GIRARD, Pa. — Despite all of this year’s wet weather, there will still be autumn days when the rain stops.
The sun will shine down on the apple trees. The leaves and puddles will dry up and apple lovers will pile into their cars in search of the harvest season.
Cold spring weather hampered apple production in northwestern Pennsylvania this year, but tens of thousands of red and yellow globes still beckon.
They await robes of caramel, promise pies and fresh applesauce, accept their fates as fodder for bobbing barrels and cider presses.
“We still have good apples,’’ said Bruce Boyce, owner of Boyce Fruit Farm and Cider Mills in Girard, Pa., near Lake Erie about 10 miles southwest of Erie and 100 miles north of Pittsburgh. “It’s a good chance for families to come out.’’
Boyce has Red Delicious, Golden Delicious and Empires waiting for good homes. His Macintosh and Cortland varieties are gone, but he cranked up his 100-year-old cider press Sept. 10 all the same, with plans to make cider well into November.

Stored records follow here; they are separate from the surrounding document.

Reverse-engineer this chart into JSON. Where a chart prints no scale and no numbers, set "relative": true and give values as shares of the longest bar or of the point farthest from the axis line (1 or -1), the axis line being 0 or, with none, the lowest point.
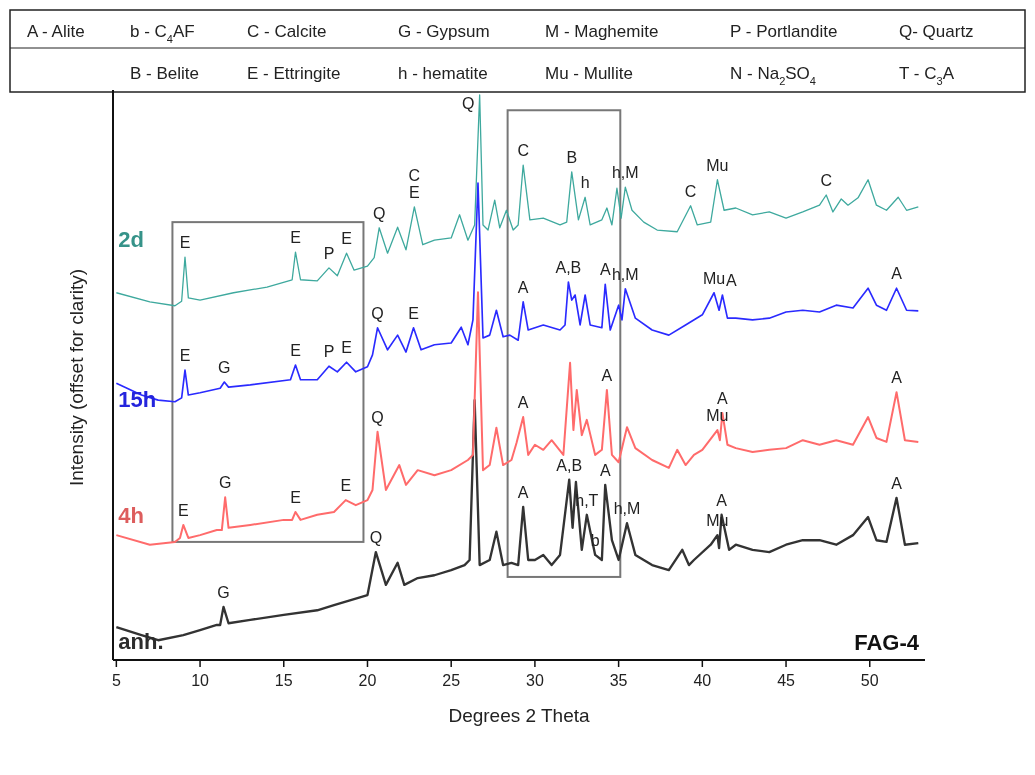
{
  "chart_data": {
    "type": "line",
    "relative": true,
    "xlabel": "Degrees 2 Theta",
    "ylabel": "Intensity (offset for clarity)",
    "xlim": [
      4.8,
      53.3
    ],
    "xticks": [
      5,
      10,
      15,
      20,
      25,
      30,
      35,
      40,
      45,
      50
    ],
    "series": [
      {
        "name": "anh.",
        "color": "#333333",
        "x": [
          5,
          6.5,
          7.5,
          9,
          10,
          11,
          11.2,
          11.4,
          11.7,
          13,
          15,
          17,
          18,
          19,
          20,
          20.5,
          21.1,
          21.8,
          22.2,
          23,
          24,
          25,
          25.8,
          26.1,
          26.4,
          26.7,
          27.3,
          27.7,
          28.1,
          28.6,
          29.0,
          29.3,
          29.6,
          30,
          30.5,
          31,
          31.5,
          32.05,
          32.25,
          32.45,
          32.8,
          33.1,
          33.6,
          34,
          34.2,
          34.6,
          35,
          35.5,
          36,
          37,
          38,
          38.8,
          39.2,
          39.5,
          40.5,
          40.9,
          41.0,
          41.15,
          41.6,
          42,
          43,
          44,
          45,
          46,
          47,
          48,
          49,
          49.9,
          50.4,
          51,
          51.6,
          52.1,
          52.9
        ],
        "values": [
          0.058,
          0.044,
          0.035,
          0.044,
          0.053,
          0.062,
          0.062,
          0.094,
          0.065,
          0.071,
          0.08,
          0.088,
          0.097,
          0.106,
          0.115,
          0.191,
          0.133,
          0.172,
          0.133,
          0.145,
          0.15,
          0.159,
          0.168,
          0.177,
          0.46,
          0.168,
          0.177,
          0.227,
          0.168,
          0.172,
          0.168,
          0.271,
          0.177,
          0.177,
          0.186,
          0.168,
          0.186,
          0.319,
          0.234,
          0.315,
          0.195,
          0.257,
          0.186,
          0.177,
          0.31,
          0.212,
          0.177,
          0.242,
          0.186,
          0.168,
          0.159,
          0.195,
          0.168,
          0.177,
          0.204,
          0.221,
          0.198,
          0.257,
          0.195,
          0.204,
          0.195,
          0.191,
          0.204,
          0.212,
          0.212,
          0.204,
          0.221,
          0.253,
          0.212,
          0.209,
          0.287,
          0.204,
          0.207
        ]
      },
      {
        "name": "4h",
        "color": "#ff6b6b",
        "x": [
          5,
          7,
          8.5,
          8.8,
          9.0,
          9.3,
          10,
          11,
          11.3,
          11.5,
          11.7,
          13,
          15,
          15.5,
          15.7,
          16,
          17,
          18,
          18.7,
          19.3,
          20,
          20.3,
          20.6,
          21.1,
          21.9,
          22.3,
          23,
          24,
          25,
          26,
          26.3,
          26.6,
          26.9,
          27.3,
          27.7,
          28.1,
          28.6,
          28.9,
          29.3,
          29.6,
          30,
          30.5,
          31,
          31.7,
          32.1,
          32.3,
          32.5,
          32.8,
          33.1,
          33.6,
          34,
          34.3,
          34.6,
          35,
          35.5,
          36,
          37,
          38,
          38.5,
          39,
          39.5,
          40,
          40.9,
          41.05,
          41.2,
          41.5,
          42,
          43,
          44,
          45,
          46,
          47,
          48,
          49,
          49.9,
          50.4,
          51,
          51.6,
          52.1,
          52.9
        ],
        "values": [
          0.221,
          0.204,
          0.209,
          0.216,
          0.239,
          0.216,
          0.221,
          0.23,
          0.23,
          0.288,
          0.234,
          0.239,
          0.248,
          0.248,
          0.262,
          0.248,
          0.257,
          0.262,
          0.283,
          0.274,
          0.283,
          0.301,
          0.404,
          0.301,
          0.345,
          0.31,
          0.336,
          0.327,
          0.336,
          0.354,
          0.363,
          0.651,
          0.336,
          0.345,
          0.411,
          0.345,
          0.354,
          0.384,
          0.43,
          0.363,
          0.381,
          0.372,
          0.389,
          0.363,
          0.526,
          0.407,
          0.478,
          0.398,
          0.425,
          0.363,
          0.372,
          0.478,
          0.363,
          0.35,
          0.412,
          0.375,
          0.354,
          0.34,
          0.372,
          0.345,
          0.363,
          0.372,
          0.407,
          0.389,
          0.437,
          0.381,
          0.375,
          0.368,
          0.372,
          0.375,
          0.389,
          0.381,
          0.389,
          0.381,
          0.43,
          0.393,
          0.386,
          0.474,
          0.389,
          0.386
        ]
      },
      {
        "name": "15h",
        "color": "#2a2aff",
        "x": [
          5,
          6.5,
          7.5,
          8.5,
          8.9,
          9.1,
          9.3,
          10,
          11.2,
          11.45,
          11.7,
          13,
          15.4,
          15.7,
          16,
          17,
          17.7,
          18.2,
          18.75,
          19.3,
          20,
          20.3,
          20.6,
          21.2,
          21.8,
          22.3,
          22.75,
          23.2,
          24,
          25,
          25.6,
          26,
          26.3,
          26.6,
          26.9,
          27.3,
          27.7,
          28.1,
          28.5,
          29,
          29.3,
          29.6,
          30.5,
          31.5,
          31.8,
          32.0,
          32.2,
          32.4,
          32.7,
          33.0,
          33.3,
          34,
          34.2,
          34.5,
          35,
          35.2,
          35.4,
          36,
          37,
          38,
          39,
          40,
          40.7,
          41.0,
          41.2,
          41.5,
          42,
          43,
          44,
          45,
          46,
          47,
          48,
          49,
          49.9,
          50.4,
          51,
          51.6,
          52.2,
          52.9
        ],
        "values": [
          0.49,
          0.469,
          0.46,
          0.457,
          0.464,
          0.513,
          0.469,
          0.473,
          0.481,
          0.492,
          0.483,
          0.487,
          0.496,
          0.522,
          0.496,
          0.496,
          0.52,
          0.51,
          0.527,
          0.51,
          0.519,
          0.54,
          0.588,
          0.549,
          0.575,
          0.545,
          0.588,
          0.549,
          0.558,
          0.561,
          0.589,
          0.558,
          0.602,
          0.844,
          0.57,
          0.575,
          0.619,
          0.572,
          0.575,
          0.566,
          0.634,
          0.584,
          0.593,
          0.584,
          0.593,
          0.669,
          0.637,
          0.646,
          0.593,
          0.646,
          0.593,
          0.588,
          0.665,
          0.584,
          0.628,
          0.602,
          0.657,
          0.605,
          0.584,
          0.575,
          0.593,
          0.611,
          0.65,
          0.619,
          0.646,
          0.605,
          0.605,
          0.602,
          0.605,
          0.616,
          0.619,
          0.616,
          0.628,
          0.623,
          0.658,
          0.628,
          0.619,
          0.658,
          0.619,
          0.618
        ]
      },
      {
        "name": "2d",
        "color": "#3ea99e",
        "x": [
          5,
          7,
          8.5,
          8.9,
          9.1,
          9.3,
          10,
          12,
          14,
          15.5,
          15.7,
          16,
          17,
          17.7,
          18.2,
          18.75,
          19.2,
          20,
          20.4,
          20.7,
          21.2,
          21.8,
          22.3,
          22.8,
          23.3,
          24,
          25,
          25.5,
          26,
          26.4,
          26.7,
          26.9,
          27.2,
          27.6,
          27.9,
          28.3,
          28.7,
          29,
          29.3,
          29.7,
          30.5,
          31.5,
          31.9,
          32.2,
          32.6,
          33,
          33.3,
          34,
          34.3,
          34.6,
          34.9,
          35.15,
          35.4,
          35.8,
          36.5,
          37.3,
          38.5,
          39.3,
          39.7,
          40.5,
          40.9,
          41.3,
          42,
          43,
          44,
          45,
          46,
          47,
          47.4,
          47.8,
          48.3,
          48.7,
          49.3,
          49.9,
          50.4,
          51,
          51.7,
          52.2,
          52.9
        ],
        "values": [
          0.65,
          0.634,
          0.627,
          0.635,
          0.713,
          0.641,
          0.637,
          0.65,
          0.66,
          0.673,
          0.722,
          0.673,
          0.671,
          0.694,
          0.68,
          0.72,
          0.69,
          0.697,
          0.712,
          0.765,
          0.72,
          0.766,
          0.726,
          0.802,
          0.735,
          0.743,
          0.747,
          0.788,
          0.743,
          0.77,
          1.0,
          0.77,
          0.761,
          0.814,
          0.765,
          0.796,
          0.761,
          0.77,
          0.876,
          0.779,
          0.782,
          0.77,
          0.775,
          0.864,
          0.779,
          0.819,
          0.77,
          0.779,
          0.8,
          0.77,
          0.835,
          0.782,
          0.837,
          0.796,
          0.775,
          0.761,
          0.758,
          0.804,
          0.77,
          0.775,
          0.85,
          0.796,
          0.8,
          0.788,
          0.793,
          0.782,
          0.793,
          0.805,
          0.823,
          0.793,
          0.816,
          0.805,
          0.818,
          0.85,
          0.805,
          0.796,
          0.819,
          0.796,
          0.802
        ]
      }
    ],
    "annotations": [
      "A - Alite",
      "b - C$_{4}$AF",
      "C - Calcite",
      "G - Gypsum",
      "M - Maghemite",
      "P - Portlandite",
      "Q- Quartz",
      "B - Belite",
      "E - Ettringite",
      "h - hematite",
      "Mu - Mullite",
      "N - Na$_{2}$SO$_{4}$",
      "T - C$_{3}$A",
      "FAG-4",
      {
        "text": "E",
        "x": 9.1,
        "y": 0.713
      },
      {
        "text": "E",
        "x": 15.7,
        "y": 0.722
      },
      {
        "text": "P",
        "x": 17.7,
        "y": 0.694
      },
      {
        "text": "E",
        "x": 18.75,
        "y": 0.72
      },
      {
        "text": "Q",
        "x": 20.7,
        "y": 0.765
      },
      {
        "text": "E",
        "x": 22.8,
        "y": 0.802
      },
      {
        "text": "C",
        "x": 22.8,
        "y": 0.802
      },
      {
        "text": "Q",
        "x": 26.7,
        "y": 1.0
      },
      {
        "text": "C",
        "x": 29.3,
        "y": 0.876
      },
      {
        "text": "B",
        "x": 32.2,
        "y": 0.864
      },
      {
        "text": "h",
        "x": 33,
        "y": 0.819
      },
      {
        "text": "h,M",
        "x": 35.4,
        "y": 0.837
      },
      {
        "text": "C",
        "x": 39.3,
        "y": 0.804
      },
      {
        "text": "Mu",
        "x": 40.9,
        "y": 0.85
      },
      {
        "text": "C",
        "x": 47.4,
        "y": 0.823
      },
      {
        "text": "E",
        "x": 9.1,
        "y": 0.513
      },
      {
        "text": "G",
        "x": 11.45,
        "y": 0.492
      },
      {
        "text": "E",
        "x": 15.7,
        "y": 0.522
      },
      {
        "text": "P",
        "x": 17.7,
        "y": 0.52
      },
      {
        "text": "E",
        "x": 18.75,
        "y": 0.527
      },
      {
        "text": "Q",
        "x": 20.6,
        "y": 0.588
      },
      {
        "text": "E",
        "x": 22.75,
        "y": 0.588
      },
      {
        "text": "A",
        "x": 29.3,
        "y": 0.634
      },
      {
        "text": "A,B",
        "x": 32.0,
        "y": 0.669
      },
      {
        "text": "A",
        "x": 34.2,
        "y": 0.665
      },
      {
        "text": "h,M",
        "x": 35.4,
        "y": 0.657
      },
      {
        "text": "Mu",
        "x": 40.7,
        "y": 0.65
      },
      {
        "text": "A",
        "x": 41.2,
        "y": 0.646
      },
      {
        "text": "A",
        "x": 51.6,
        "y": 0.658
      },
      {
        "text": "E",
        "x": 9.0,
        "y": 0.239
      },
      {
        "text": "G",
        "x": 11.5,
        "y": 0.288
      },
      {
        "text": "E",
        "x": 15.7,
        "y": 0.262
      },
      {
        "text": "E",
        "x": 18.7,
        "y": 0.283
      },
      {
        "text": "Q",
        "x": 20.6,
        "y": 0.404
      },
      {
        "text": "A",
        "x": 29.3,
        "y": 0.43
      },
      {
        "text": "A",
        "x": 34.3,
        "y": 0.478
      },
      {
        "text": "Mu",
        "x": 40.9,
        "y": 0.407
      },
      {
        "text": "A",
        "x": 41.2,
        "y": 0.437
      },
      {
        "text": "A",
        "x": 51.6,
        "y": 0.474
      },
      {
        "text": "G",
        "x": 11.4,
        "y": 0.094
      },
      {
        "text": "Q",
        "x": 20.5,
        "y": 0.191
      },
      {
        "text": "A",
        "x": 29.3,
        "y": 0.271
      },
      {
        "text": "A,B",
        "x": 32.05,
        "y": 0.319
      },
      {
        "text": "h,M",
        "x": 35.5,
        "y": 0.242
      },
      {
        "text": "Mu",
        "x": 40.9,
        "y": 0.221
      },
      {
        "text": "A",
        "x": 41.15,
        "y": 0.257
      },
      {
        "text": "A",
        "x": 51.6,
        "y": 0.287
      },
      {
        "text": "h,T",
        "x": 33.1,
        "y": 0.257
      },
      {
        "text": "b",
        "x": 33.6,
        "y": 0.186
      },
      {
        "text": "A",
        "x": 34.2,
        "y": 0.31
      }
    ]
  }
}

If you get there on the right day, you can see Boyce’s cider press rattle and roar, convincing apples to give up their juice under 2,000 pounds of might. After a bit, the press falls nearly silent. Roughly 60 gallons of apple juice drips and settles into a tank. Soon, Boyce can fill a gallon jug from a tap on the other side of the wall, just inside the farm store.
He said the press can make about 500 gallons of cider a day, which adds up to 5,000 to 10,000 gallons of sweet brown juice per year.
Drink it cold, hot, mulled, reduced or spiked. Just drink it soon. For orchards, it’s been a rough 2009 apple season.
Boyce said he doesn’t think his regulars will be deterred by the small apple crop. For many, he said, picking apples there is as much a part of fall as watching the leaves turn.
Case in point: Don Draves, originally from Conneaut, Ohio, now a resident of Florida, who makes his way to Boyce’s farm every year to pick apples with his wife, Mary Draves.
This time, the Draves, along with their friend Joyce Stasko, filled two big boxes of Golden Delicious apples in 15 minutes.
Stasko said she uses the apples to eat, as well as to make pies, applesauce and apple butter.
The trip isn’t just about the food. It’s the taste, the smell, the air and the satisfying snap as apple stems let go of their branches.
“It’s just fun to get outdoors,’’ Don Draves said. “It’s not hard work. You have to be careful of the bees, but that's no big deal.’’
He didn’t wait to taste the merchandise. “I like to eat when I pick. You have to have a sample,’’ he said with a laugh.
Mike Schultz, owner of Arundale Farm and Cider Mill, opened his mill Sept. 18. He said he's usually open through November. But this year's crop is short, due to a May freeze — May 18, to be exact, as Schultz knows by heart.
He’s thinking he’ll have to close up at the end of October. For now, though, he has a barn full of Macintosh, Cortland, Empire, Ida Red and Mutsus looking for good homes.
In Erie, residents can also get cider at Frank’s Farm Market, where a cider press is in use every day until Christmas, said owner Becky Ferrick. Frank’s doesn’t grow its own apples, but Ferrick said she hasn't had any trouble getting what she needs for pressing.
“We have plenty of apples,’’ Ferrick said.
Boyce said he lost 80 percent of his fruit to the freeze, making this the worst apple crop since he started working on the farm in 1971.
That said, you can still load up the car with your family and bring home some fruit.
“It’s a lot different from just going into a grocery store,’’ Boyce said.
Glenn Ruhl, who works with Boyce, said he isn’t worried about a slow turnout, and that people are looking for fun closer to home.
“Once the cider gets going, they start coming,’’ he said.